Qu’est ce qui détermine le choix d’une forme juridique ?
- La nature de l’activité : certaines activités imposent le choix de la structure juridique. C'est par exemple le cas de
- La volonté de s’associer : On peut être tenté de s'associer afin de mettre en commun ses compétences, connaissances, carnet d'adresses... et créer une société à plusieurs pour des raisons patrimoniales, économiques, fiscales ou encore sociales.
- les besoins financiers, lorsqu'ils sont importants, peuvent s’imposer pour pouvoir accueillir des investisseurs dans le capital ;
- la crédibilité vis-à-vis des partenaires (banquiers, clients, fournisseurs...) : il est indéniable que pour approcher certains marchés, la création de l'entreprise sous forme de société avec un capital conséquent sera recommandée.
- lorsque l'on a un patrimoine personnel à protéger et/ou à transmettre, le choix de la structure juridique prend toute son importance.
Constituer une société permet de différencier son patrimoine personnel de celui de l'entreprise et donc de protéger ses biens personnels de l'action des créanciers de l'entreprise.
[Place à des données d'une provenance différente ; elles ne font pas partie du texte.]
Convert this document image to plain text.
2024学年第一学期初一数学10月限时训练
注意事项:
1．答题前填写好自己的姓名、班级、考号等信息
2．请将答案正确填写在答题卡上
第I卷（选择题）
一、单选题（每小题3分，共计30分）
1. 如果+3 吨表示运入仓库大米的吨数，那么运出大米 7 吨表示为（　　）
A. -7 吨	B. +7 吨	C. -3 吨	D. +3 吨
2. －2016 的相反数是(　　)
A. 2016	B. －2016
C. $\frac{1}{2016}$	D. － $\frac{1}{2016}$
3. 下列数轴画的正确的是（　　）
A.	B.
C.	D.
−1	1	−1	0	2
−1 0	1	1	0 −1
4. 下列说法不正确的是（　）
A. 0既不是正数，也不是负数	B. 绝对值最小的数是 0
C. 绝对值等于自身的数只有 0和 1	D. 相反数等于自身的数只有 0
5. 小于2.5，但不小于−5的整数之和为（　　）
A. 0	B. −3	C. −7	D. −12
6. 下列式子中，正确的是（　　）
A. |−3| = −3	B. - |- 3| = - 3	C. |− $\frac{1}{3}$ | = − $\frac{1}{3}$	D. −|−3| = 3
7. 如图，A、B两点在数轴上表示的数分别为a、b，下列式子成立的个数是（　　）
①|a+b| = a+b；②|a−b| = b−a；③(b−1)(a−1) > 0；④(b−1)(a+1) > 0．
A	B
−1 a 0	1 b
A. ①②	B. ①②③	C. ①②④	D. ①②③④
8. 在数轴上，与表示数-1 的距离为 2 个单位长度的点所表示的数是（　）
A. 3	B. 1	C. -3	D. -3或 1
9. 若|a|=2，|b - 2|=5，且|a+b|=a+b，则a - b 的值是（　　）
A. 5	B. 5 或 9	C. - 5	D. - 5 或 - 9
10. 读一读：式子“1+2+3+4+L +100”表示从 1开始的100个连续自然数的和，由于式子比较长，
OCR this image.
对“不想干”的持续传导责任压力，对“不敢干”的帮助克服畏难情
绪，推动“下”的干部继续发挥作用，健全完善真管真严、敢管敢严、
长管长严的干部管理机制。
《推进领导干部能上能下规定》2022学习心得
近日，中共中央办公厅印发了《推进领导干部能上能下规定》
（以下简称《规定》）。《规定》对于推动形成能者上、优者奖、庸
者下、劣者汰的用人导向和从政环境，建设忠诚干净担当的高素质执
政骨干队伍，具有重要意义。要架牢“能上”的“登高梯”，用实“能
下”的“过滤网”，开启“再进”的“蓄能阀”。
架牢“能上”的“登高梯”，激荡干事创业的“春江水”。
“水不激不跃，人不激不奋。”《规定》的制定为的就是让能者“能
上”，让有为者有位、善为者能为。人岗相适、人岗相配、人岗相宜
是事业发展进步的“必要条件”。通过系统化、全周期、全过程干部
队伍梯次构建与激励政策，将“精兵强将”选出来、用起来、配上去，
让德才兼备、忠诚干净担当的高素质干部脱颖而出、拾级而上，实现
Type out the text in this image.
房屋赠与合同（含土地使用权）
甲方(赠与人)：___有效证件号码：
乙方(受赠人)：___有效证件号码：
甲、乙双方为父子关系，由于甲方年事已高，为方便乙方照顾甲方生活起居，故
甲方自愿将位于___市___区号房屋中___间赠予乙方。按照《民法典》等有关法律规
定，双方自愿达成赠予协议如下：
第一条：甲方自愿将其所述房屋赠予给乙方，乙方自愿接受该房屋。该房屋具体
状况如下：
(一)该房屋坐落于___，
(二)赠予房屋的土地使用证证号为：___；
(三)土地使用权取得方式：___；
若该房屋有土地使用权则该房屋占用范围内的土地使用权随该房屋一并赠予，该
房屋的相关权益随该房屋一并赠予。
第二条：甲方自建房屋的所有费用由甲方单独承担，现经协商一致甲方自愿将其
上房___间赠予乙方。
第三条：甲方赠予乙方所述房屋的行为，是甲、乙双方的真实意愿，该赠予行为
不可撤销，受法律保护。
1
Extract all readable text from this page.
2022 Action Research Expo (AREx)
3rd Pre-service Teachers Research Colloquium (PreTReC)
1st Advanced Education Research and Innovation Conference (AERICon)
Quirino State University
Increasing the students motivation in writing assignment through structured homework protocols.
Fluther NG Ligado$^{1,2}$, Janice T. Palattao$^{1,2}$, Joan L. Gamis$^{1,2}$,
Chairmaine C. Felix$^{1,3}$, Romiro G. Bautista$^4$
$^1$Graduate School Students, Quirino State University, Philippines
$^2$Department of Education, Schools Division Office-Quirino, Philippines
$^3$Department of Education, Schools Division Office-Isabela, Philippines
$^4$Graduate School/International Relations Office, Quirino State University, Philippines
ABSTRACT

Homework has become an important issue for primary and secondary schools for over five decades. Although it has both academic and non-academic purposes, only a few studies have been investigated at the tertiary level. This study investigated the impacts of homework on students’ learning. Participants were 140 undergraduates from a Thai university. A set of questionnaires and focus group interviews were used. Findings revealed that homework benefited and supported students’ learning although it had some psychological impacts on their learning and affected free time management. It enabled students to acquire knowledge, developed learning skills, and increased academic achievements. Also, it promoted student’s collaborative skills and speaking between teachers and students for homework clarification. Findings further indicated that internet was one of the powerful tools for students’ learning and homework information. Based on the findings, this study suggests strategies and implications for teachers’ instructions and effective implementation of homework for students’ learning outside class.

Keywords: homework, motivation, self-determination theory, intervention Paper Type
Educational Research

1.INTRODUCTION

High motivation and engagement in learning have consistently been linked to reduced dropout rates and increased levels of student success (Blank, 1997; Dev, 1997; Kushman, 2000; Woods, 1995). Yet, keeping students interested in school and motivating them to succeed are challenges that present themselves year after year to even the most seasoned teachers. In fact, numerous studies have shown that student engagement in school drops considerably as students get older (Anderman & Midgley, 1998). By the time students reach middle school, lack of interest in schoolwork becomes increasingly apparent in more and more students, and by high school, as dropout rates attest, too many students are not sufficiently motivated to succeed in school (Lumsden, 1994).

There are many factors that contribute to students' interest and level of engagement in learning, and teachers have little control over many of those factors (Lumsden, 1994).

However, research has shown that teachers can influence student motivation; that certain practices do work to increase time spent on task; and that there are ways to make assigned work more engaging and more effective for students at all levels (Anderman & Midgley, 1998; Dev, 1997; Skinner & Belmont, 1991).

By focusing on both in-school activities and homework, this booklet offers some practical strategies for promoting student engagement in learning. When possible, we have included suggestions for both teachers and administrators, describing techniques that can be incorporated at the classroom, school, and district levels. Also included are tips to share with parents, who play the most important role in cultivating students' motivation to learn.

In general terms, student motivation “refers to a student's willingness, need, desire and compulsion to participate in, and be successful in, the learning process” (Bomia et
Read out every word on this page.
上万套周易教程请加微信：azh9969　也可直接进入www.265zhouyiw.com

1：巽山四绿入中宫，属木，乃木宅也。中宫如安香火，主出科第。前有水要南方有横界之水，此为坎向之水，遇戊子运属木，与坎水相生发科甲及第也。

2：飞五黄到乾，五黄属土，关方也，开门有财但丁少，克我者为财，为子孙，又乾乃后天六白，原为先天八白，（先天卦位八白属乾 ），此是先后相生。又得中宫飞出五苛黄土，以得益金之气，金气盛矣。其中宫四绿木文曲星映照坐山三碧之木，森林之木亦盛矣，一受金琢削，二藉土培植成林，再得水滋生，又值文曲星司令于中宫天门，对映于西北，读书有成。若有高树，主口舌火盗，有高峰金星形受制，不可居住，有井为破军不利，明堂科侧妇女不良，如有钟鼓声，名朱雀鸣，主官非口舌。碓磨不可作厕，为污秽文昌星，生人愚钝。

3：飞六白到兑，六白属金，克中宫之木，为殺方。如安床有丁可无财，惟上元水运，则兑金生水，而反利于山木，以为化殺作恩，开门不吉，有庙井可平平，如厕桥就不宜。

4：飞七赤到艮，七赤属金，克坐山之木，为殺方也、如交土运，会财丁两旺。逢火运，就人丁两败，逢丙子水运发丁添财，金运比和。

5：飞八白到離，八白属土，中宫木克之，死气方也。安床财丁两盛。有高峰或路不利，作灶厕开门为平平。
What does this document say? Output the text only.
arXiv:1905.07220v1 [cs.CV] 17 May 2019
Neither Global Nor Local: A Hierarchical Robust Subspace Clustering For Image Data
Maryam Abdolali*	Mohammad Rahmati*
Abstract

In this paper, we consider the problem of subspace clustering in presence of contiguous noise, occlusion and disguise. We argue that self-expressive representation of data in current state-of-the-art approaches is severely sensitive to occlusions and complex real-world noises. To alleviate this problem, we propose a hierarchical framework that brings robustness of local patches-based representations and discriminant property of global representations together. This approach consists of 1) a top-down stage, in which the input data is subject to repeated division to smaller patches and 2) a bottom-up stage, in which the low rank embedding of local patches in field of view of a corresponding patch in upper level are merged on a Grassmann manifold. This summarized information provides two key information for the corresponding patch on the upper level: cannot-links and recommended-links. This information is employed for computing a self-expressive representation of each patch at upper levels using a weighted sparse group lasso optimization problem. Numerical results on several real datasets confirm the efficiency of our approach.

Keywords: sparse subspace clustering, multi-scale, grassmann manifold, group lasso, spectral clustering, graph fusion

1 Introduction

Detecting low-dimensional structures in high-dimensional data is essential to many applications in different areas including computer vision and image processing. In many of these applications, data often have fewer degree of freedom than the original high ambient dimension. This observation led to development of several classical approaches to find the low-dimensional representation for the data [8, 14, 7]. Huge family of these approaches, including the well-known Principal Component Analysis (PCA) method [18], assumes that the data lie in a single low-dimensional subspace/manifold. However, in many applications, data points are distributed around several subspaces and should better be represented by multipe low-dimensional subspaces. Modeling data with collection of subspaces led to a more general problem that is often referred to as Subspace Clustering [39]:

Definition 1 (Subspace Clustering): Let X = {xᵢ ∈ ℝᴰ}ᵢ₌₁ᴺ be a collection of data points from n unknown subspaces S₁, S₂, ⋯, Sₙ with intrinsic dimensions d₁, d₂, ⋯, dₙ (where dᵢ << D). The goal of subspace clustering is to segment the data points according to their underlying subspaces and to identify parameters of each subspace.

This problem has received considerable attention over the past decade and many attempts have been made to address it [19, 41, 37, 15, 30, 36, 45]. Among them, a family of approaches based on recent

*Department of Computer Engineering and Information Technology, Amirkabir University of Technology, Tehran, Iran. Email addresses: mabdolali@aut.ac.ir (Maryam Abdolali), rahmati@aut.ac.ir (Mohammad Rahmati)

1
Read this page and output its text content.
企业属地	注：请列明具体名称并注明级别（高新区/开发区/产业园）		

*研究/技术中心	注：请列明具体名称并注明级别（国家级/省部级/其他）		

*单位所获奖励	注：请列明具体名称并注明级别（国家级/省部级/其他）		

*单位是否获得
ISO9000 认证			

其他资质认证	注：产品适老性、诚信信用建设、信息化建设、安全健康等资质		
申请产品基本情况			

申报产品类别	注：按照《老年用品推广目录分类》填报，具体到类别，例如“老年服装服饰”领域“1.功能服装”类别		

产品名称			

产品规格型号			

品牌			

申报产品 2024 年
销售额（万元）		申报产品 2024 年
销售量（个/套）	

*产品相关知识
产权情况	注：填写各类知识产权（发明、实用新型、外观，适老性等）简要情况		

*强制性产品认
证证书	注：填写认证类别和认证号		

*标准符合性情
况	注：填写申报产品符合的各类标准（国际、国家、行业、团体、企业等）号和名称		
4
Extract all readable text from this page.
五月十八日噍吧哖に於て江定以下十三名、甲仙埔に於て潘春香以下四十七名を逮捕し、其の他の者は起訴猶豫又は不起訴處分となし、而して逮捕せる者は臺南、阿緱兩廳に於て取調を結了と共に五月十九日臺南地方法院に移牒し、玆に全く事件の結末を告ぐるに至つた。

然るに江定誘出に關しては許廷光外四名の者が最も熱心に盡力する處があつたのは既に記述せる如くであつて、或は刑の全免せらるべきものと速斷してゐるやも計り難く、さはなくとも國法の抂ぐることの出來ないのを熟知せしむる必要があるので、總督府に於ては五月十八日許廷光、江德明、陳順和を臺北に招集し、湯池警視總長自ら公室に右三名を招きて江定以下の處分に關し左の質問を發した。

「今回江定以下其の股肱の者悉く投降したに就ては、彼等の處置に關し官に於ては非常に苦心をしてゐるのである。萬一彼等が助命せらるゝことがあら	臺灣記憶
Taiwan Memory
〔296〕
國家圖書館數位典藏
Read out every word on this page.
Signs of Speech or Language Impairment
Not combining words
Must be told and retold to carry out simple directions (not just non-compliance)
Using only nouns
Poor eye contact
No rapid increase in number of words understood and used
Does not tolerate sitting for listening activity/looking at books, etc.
Il convient cependant de préciser trois points :
i. le rempart juridique, que constitue une société, sera différent d'une structure à une autre ;
ii. quel que soit le type de société choisi, le ou les dirigeants (de droit ou de fait) sont garants de la bonne gestion de l'entreprise à l'égard de leurs associés et des tiers et peuvent être poursuivis en cas de responsabilité établie de mauvaise gestion ;
iii. enfin, dès l'instant où la société demandera un concours bancaire, il sera probable que la caution de certains dirigeants ou associés sera exigée.

Le créateur devra prendre en considération ces différents critères, en évitant de faire reposer son choix sur un seul d’entre eux.